In the last century, tanned skin has done a in public perception. A tan used to connote a working class person who had to do manual labor outdoors, but the Industrial Revolution started to change all that, says Mark Leary, professor of Psychology and Neuroscience at Duke University.

It was the rich who could afford vacations to places like Florida. That's where the shift started," he says. Until recently, many doctors also felt that the sun conferred many health benefits, Leary says -- so much so that mothers in the s and s were sometimes told to leave their babies out in the sun for a certain amount each day. While sun exposure does help the body produce necessary vitamin D, supplements and natural sources of the vitamin in one's diet, such as cheese and eggs, do the job just as well, says Kunin, so there isn't really a medical basis for tanner people looking healthier.
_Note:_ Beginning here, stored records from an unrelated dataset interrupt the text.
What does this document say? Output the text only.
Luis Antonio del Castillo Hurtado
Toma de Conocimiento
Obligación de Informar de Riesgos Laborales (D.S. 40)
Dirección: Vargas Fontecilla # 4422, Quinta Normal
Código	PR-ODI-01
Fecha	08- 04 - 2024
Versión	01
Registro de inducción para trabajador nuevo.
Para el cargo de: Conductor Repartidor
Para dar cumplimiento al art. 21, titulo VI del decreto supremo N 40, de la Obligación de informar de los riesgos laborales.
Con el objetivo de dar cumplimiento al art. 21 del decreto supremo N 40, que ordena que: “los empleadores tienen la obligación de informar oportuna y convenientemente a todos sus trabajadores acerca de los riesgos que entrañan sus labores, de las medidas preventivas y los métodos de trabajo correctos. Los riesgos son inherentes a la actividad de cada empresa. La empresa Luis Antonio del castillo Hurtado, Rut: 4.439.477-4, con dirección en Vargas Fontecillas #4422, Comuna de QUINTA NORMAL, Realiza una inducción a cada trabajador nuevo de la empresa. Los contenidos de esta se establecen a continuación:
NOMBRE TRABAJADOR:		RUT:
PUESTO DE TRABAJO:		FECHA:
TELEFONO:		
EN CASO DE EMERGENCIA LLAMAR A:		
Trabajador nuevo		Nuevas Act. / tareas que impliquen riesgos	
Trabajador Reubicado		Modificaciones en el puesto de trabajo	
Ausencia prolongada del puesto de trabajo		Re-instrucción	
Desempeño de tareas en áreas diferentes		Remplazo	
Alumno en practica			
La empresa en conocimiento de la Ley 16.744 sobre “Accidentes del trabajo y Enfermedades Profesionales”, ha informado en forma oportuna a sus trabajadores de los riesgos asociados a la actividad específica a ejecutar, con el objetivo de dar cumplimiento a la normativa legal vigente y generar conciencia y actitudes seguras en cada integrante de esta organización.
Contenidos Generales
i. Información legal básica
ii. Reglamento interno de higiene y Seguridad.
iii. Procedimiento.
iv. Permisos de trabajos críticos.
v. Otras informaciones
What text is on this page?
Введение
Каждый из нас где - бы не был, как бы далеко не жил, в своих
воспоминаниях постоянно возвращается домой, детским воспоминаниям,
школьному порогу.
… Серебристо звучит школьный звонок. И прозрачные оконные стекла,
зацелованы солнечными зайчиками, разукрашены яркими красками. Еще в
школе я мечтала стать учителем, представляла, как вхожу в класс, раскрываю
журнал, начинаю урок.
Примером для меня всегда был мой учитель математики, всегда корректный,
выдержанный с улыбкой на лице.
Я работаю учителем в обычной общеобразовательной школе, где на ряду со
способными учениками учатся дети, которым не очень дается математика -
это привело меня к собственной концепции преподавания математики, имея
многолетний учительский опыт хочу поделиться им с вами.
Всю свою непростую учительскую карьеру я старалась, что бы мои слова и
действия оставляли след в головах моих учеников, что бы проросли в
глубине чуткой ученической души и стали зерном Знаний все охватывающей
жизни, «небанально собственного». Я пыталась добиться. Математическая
Even a few minutes of sun exposure -- from walking the dog or sitting in one's car on a daily commute -- provides the average individual with enough UV exposure to make ample vitamin D, she says. The advent of indoor tanning salons gave Americans a fast and relatively inexpensive way to get tan year-round, no trip to the tropics necessary. Numerous studies have linked overexposure to UV light with skin cancer, especially through the use of tanning beds, but controlling Americans' desire to bronze has proved difficult, dermatologists say.